After initiating a confrontation, murdering a teenager and attempting to end the lives of his friends, the murderer and his girlfriend went to a bed and breakfast and ordered some pizza. They had plans, you see, so they could not be bothered to call the police.
On Saturday night, after 32 hours of deliberation the Florida jury convicted Dunn of three counts of second-degree attempted murder, which each carry a 20 year minimum sentence and one count of shooting or throwing a deadly missile–a felony punishable by up to 15 years.
Because it’s Florida, jurors were unable to decide if Dunn actually killed the unarmed black teenager. He will be retried for one count of first-degree murder.
Dunn’s case has drawn many comparisons to the brutal murder of Trayvon Martin.
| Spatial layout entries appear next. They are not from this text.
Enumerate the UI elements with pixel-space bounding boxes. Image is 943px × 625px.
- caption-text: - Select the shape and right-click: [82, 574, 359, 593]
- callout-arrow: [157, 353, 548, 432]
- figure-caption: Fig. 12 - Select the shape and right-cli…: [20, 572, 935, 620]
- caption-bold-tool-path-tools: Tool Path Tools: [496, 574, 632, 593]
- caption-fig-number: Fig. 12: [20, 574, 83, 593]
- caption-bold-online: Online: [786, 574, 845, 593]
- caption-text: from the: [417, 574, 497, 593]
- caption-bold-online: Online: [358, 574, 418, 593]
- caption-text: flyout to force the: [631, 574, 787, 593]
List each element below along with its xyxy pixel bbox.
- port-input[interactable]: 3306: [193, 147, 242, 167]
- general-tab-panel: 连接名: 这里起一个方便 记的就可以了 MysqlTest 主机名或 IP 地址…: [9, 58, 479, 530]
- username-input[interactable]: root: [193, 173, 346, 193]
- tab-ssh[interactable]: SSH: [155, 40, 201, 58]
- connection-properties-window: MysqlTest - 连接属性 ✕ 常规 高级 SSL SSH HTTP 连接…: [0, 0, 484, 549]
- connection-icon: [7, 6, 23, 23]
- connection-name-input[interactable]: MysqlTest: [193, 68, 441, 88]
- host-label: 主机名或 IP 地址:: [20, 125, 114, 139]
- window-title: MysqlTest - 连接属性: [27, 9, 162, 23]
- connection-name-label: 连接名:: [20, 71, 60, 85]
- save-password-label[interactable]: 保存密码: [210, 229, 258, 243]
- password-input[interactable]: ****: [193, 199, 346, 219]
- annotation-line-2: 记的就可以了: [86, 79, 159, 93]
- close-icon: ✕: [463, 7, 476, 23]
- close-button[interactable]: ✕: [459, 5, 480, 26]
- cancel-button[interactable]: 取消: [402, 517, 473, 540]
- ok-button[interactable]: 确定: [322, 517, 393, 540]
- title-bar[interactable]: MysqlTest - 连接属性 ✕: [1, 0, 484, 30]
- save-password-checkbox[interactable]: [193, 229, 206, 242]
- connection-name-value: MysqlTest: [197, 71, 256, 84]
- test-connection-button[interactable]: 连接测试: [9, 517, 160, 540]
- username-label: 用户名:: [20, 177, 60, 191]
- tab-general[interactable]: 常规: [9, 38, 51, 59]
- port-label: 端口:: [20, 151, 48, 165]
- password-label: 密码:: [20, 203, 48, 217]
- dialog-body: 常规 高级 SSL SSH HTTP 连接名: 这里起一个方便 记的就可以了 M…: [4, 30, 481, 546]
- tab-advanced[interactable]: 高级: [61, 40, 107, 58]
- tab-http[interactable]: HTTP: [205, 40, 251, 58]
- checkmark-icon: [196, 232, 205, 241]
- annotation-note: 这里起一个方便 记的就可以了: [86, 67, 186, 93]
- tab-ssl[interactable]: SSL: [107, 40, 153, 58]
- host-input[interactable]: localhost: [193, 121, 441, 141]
In both cases, an unarmed African American teenager’s life was unjustly curtailed as he was in the midst of normal, everyday activities–Martin, walking home from the store with some skittles and an Arizona watermelon drink and Dunn, sitting outside a store with music on.
Dunn showed no sign of remorse at the trial–in fact, it was quite the opposite. He was overheard asking his lawyer, “How can this be happening?” Apparently, empowered by the botched Zimmerman verdict, Dunn was under the impression that the magic words “I felt scared” would grant him immunity from justice as it did with Trayvon Martin’s murderer.
The defense will be appealing the decision.
Ron Davis, Jordan’s father, said that Dunn is “going to learn that he must be remorseful for the killing of [his] son.” As Davis pointed out, Dunn will have a lot of time to think about it even without a first degree murder conviction. “Michael Dunn has got minimums of 20 years on one count. Another 20 years on another count. Another minimum 20 years on another count,” he said.